Bayangkan bila ada jaksa tertangkap tangan menerima suap, namun aparat penegak hukum lain harus menunggu izin Jaksa Agung sebelum menindaklanjutinya. Logika hukum pidana jelas terganggu: sementara bukti permulaan sudah cukup, hukum justru harus menunggu keputusan administratif.

Baca Juga Berita Ini:  Rencana Panggung UMKM di Bukit Halimun, Pungutan di Kantong Rakyat

Di sinilah MK mengambil posisi tegas. Pasal itu kini harus dimaknai bersyarat. Izin Jaksa Agung tidak diperlukan jika jaksa tertangkap tangan, atau disangka melakukan tindak pidana berat seperti kejahatan yang diancam pidana mati, kejahatan terhadap keamanan negara, atau tindak pidana khusus seperti korupsi dan terorisme.
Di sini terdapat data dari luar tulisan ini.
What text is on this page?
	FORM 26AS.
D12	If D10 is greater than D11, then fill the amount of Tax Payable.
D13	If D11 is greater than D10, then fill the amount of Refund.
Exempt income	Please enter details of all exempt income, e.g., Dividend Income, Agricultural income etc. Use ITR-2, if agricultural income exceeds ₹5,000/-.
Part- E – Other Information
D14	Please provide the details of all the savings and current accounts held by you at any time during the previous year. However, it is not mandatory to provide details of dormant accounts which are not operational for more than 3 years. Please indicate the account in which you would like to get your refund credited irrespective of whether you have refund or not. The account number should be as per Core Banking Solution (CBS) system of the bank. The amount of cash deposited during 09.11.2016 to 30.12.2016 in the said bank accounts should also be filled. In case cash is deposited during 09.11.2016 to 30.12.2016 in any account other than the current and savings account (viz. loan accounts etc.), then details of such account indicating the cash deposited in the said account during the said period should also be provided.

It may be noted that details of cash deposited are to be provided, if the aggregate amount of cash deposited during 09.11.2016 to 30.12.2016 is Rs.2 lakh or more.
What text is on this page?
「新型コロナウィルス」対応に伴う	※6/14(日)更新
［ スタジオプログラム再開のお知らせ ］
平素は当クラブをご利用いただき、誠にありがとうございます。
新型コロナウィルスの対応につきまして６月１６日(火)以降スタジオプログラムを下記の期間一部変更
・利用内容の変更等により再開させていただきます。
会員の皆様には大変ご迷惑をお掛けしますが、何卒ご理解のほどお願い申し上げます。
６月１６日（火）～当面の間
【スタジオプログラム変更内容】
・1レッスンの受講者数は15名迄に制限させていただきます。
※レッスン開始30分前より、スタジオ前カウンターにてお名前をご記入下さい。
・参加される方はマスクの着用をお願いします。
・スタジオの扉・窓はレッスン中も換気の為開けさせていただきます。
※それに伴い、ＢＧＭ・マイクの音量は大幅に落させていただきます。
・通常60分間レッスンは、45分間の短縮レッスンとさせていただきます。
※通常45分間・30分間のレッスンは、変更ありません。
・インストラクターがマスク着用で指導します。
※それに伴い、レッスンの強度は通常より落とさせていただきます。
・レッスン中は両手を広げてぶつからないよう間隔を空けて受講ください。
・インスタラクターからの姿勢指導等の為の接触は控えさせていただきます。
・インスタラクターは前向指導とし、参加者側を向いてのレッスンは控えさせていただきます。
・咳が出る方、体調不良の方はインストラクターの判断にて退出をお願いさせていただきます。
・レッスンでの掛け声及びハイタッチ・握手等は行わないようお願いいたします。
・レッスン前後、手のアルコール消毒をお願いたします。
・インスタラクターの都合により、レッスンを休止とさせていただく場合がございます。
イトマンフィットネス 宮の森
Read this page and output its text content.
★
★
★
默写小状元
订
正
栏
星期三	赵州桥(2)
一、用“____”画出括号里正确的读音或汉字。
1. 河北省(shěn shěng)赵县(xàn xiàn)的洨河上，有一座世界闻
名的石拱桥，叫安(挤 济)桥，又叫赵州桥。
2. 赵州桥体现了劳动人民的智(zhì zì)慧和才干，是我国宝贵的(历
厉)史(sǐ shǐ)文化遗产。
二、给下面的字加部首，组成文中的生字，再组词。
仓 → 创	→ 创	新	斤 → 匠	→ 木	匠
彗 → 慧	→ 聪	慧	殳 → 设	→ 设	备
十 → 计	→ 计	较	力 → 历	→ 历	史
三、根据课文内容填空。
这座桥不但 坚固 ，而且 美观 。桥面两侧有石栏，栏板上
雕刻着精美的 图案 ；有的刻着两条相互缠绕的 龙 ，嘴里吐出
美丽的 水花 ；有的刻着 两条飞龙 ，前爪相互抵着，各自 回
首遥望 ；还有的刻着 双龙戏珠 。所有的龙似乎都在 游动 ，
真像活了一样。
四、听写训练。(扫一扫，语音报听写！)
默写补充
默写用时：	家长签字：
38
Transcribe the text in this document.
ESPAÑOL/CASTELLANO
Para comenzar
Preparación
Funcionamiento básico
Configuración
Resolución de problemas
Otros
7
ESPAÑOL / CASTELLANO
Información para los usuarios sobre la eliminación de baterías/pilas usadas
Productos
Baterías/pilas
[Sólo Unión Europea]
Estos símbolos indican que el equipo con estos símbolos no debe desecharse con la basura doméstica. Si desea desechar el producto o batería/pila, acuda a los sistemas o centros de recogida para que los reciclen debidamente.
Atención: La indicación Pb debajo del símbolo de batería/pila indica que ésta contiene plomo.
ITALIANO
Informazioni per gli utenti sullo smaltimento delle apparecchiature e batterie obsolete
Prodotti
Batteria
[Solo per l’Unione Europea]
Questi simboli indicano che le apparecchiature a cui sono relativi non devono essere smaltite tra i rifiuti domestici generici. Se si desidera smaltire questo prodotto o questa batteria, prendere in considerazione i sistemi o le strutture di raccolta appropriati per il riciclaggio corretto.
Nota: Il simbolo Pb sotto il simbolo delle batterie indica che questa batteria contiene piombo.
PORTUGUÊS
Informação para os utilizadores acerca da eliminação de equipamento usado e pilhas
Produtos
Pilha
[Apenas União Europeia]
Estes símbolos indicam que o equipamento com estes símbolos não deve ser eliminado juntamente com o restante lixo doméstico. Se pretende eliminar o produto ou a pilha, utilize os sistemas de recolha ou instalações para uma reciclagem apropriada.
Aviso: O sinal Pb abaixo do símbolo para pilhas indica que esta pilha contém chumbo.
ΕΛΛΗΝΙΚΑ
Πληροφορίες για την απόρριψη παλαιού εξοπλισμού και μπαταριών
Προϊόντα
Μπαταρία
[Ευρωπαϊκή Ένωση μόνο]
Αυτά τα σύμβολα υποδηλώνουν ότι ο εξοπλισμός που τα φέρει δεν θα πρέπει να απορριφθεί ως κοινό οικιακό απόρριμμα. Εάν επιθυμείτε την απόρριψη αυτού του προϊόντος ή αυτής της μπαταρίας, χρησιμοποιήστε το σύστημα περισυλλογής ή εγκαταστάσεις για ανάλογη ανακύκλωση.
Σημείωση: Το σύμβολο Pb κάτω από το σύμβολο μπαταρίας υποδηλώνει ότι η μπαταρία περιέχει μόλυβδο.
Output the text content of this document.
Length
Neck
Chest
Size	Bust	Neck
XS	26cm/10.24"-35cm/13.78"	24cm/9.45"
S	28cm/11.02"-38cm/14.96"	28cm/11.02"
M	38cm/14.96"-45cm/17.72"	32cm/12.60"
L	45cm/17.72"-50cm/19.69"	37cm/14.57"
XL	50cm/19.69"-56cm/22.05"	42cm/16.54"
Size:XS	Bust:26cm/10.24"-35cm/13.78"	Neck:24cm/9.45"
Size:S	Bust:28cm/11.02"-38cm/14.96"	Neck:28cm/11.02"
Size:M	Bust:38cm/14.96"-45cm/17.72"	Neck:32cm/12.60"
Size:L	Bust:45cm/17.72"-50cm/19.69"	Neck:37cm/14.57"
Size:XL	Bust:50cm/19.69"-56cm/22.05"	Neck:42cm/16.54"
Hukum Pidana Tidak Mengenal Privilese

Dalam teori hukum pidana, asas utama yang dijunjung adalah persamaan di hadapan hukum (equality before the law). Artinya, setiap orang, siapa pun dia, tunduk pada hukum pidana yang sama. Tidak ada jabatan yang bisa menjadi perisai bagi pelaku kejahatan.

Imunitas yang berlebihan justru menggerus kepercayaan publik terhadap penegakan hukum. Ia menciptakan jarak antara penegak hukum dan warga biasa, seolah hukum dibuat hanya untuk mengatur rakyat, bukan mereka yang menegakkannya.

Putusan MK ini memulihkan kembali keseimbangan itu. Ia menegaskan bahwa perlindungan terhadap jaksa bukanlah bentuk kekebalan, melainkan mekanisme etis untuk mencegah kriminalisasi terhadap tindakan kedinasan yang sah. Tetapi jika seorang jaksa menyalahgunakan kekuasaannya untuk melakukan kejahatan, maka ia harus dimintai pertanggungjawaban pidana sebagaimana warga negara lain.

Menegakkan Keadilan Substantif

Hukum pidana modern tidak lagi semata-mata bersifat menghukum (retributif), melainkan juga mendidik dan mencegah. Tujuan akhirnya adalah menjaga keadilan substantif—keadilan yang dirasakan oleh masyarakat.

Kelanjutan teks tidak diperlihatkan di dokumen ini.